Tout en répondant, il avait adressé de la main un petit merci au jeune homme. Ce dernier referma la fenêtre et vint prendre place sur un des bancs, incitant d’un geste les autres à faire de même.

« Si nos témoins en sont d’accord, il ne nous reste plus qu’à baptiser nos espoirs de vin épicé.

– Ce sera avec grande joie que je boirai aux vôtres succès. » répondit un petit homme au physique épais, surmonté d’un crâne orné de cheveux crépus, le visage flasque et fatigué.

« J’aurais fort goûté de participer à une telle aventure, même simple socius tractans1), vu mes maigres biens. »

La remarque soutira un juron à son voisin, un jeune homme blond aux manières brusques. Il s’esclaffa et lança un regard consterné à la cantonade, arrachant quelques rires polis.

« À qui pensez-vous faire accroire semblable chose, ami ? Vous avez si bien amassé la cliquaille depuis nos aventures en Espaigne qu’il ne doit demeurer aucun espace libre en vos celliers et entrepôts !

– Je ne saurai nier que le Seigneur m’a comblé de ses bienfaits, mais là, il s’agit de tout autre chose, par Dieu ! Plus de cent cinquante livres en poix, fer et charpenterie ! Jamais je n’ai fait pareil accord, même en mes plus brillants moments. »

Jacomo hocha la tête avec assurance, regardant son gobelet de verre avec attention.

« De sûr, certains me trouveront bien fol d’investir pareil montant. Depuis le temps que j’espérais faire commerce alexandrin, je suis fort aise d’avoir encontré Imberto ! Les louanges pleuvent sur lui comme sur la Vierge au jour de Noël. Pas un de mes compaignons d’affaires qui ne clame son habileté pour négocier avec l’Égypte.

– J’ai surtout usage d’éviter les ennuis en route. Les papistes ont beau jeu de nous promettre éternelle souffrance ou damnation. Quand bien même, qu’ils nous laissent œuvrer en paix. Est-ce que je vais leur dire comment bénir pain et vin, moi ? »

Sa saillie déclencha quelques rictus ennuyés et grimaces polies, et seul Jacomo s’esclaffa bruyamment.

« Puissent nos pères t’entendre, Imberto. C’est tout de même grande honterie que de se cacher pour établir contrat entre nous, comme larrons en maraude. Ces clercs me rendent malade, ils sont les premiers à se jeter sur les étoffes sarrasines, mais n’acceptent pas d’en payer le prix. »

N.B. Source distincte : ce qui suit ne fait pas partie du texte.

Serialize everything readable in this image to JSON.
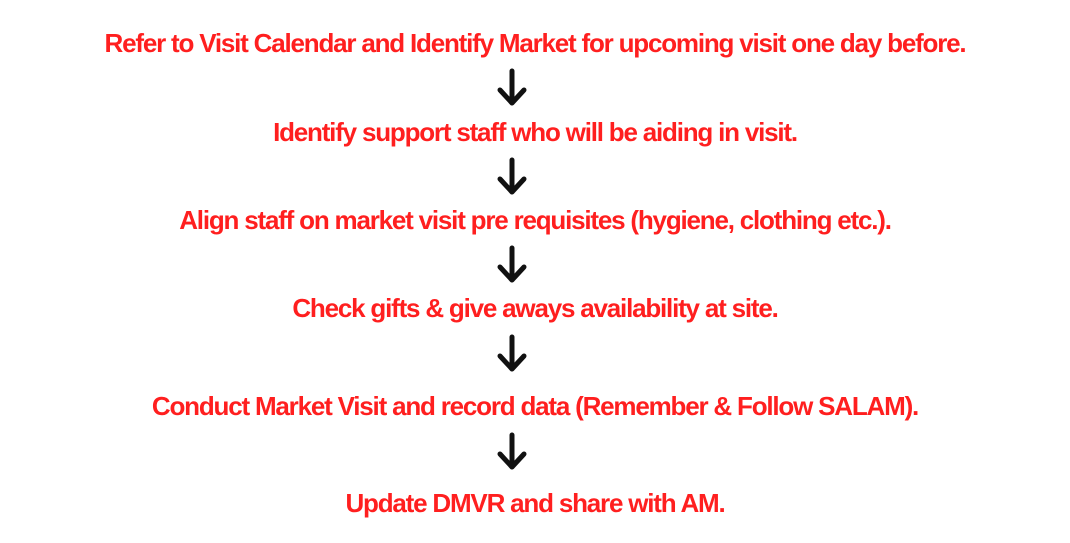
{
  "flowchart": {
    "steps": [
      "Refer to Visit Calendar and Identify Market for upcoming visit one day before.",
      "Identify support staff who will be aiding in visit.",
      "Align staff on market visit pre requisites (hygiene, clothing etc.).",
      "Check gifts & give aways availability at site.",
      "Conduct Market Visit and record data (Remember & Follow SALAM).",
      "Update DMVR and share with AM."
    ],
    "connector_icon": "down-arrow-icon",
    "colors": {
      "step_text": "#ff1f1f",
      "arrow": "#111111",
      "background": "#ffffff"
    }
  }
}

Il marqua un temps, avalant une gorgée de vin, les sourcils froncés, prêt à mordre quiconque s’opposerait à lui. Il reposa son verre brutalement, faisant tinter le délicat gobelet de verre émaillé.

« Qu’ils nous laissent commercer en paix et embellissent leurs liturgies. Il n’entendent rien aux affaires de ce monde, qui les répugne visiblement. Alors qu’ils s’enclosent en leurs couvents, nous saurons bien mener le navire, et certainement pas en plus mauvais courant qu’eux.

– Amen ! » lança Imberto avant de s’envoyer une nouvelle gorgée de vin. Puis il se leva avec vigueur, empoignant un sac posé à ses côtés. Les deux témoins l’imitèrent, se dépêchant de finir leurs verres.

« Il est temps pour nous de vous laisser, messire Jacomo. Il me reste encore beaucoup de choses à faire avant de mettre les voiles. Et tôt parti, tôt rentré comme dit l’adage. »

Il tendit la main au jeune marchand, son associé.

Ce dernier l’accepta de bon cœur, un large sourire illuminant son visage.

« Je suis très heureux de vous voir prendre mes produits, maître Mallonus. Il y a tant à faire avec l’Égypte, et rares sont les associés assez aventureux pour y mener les denrées les plus demandées.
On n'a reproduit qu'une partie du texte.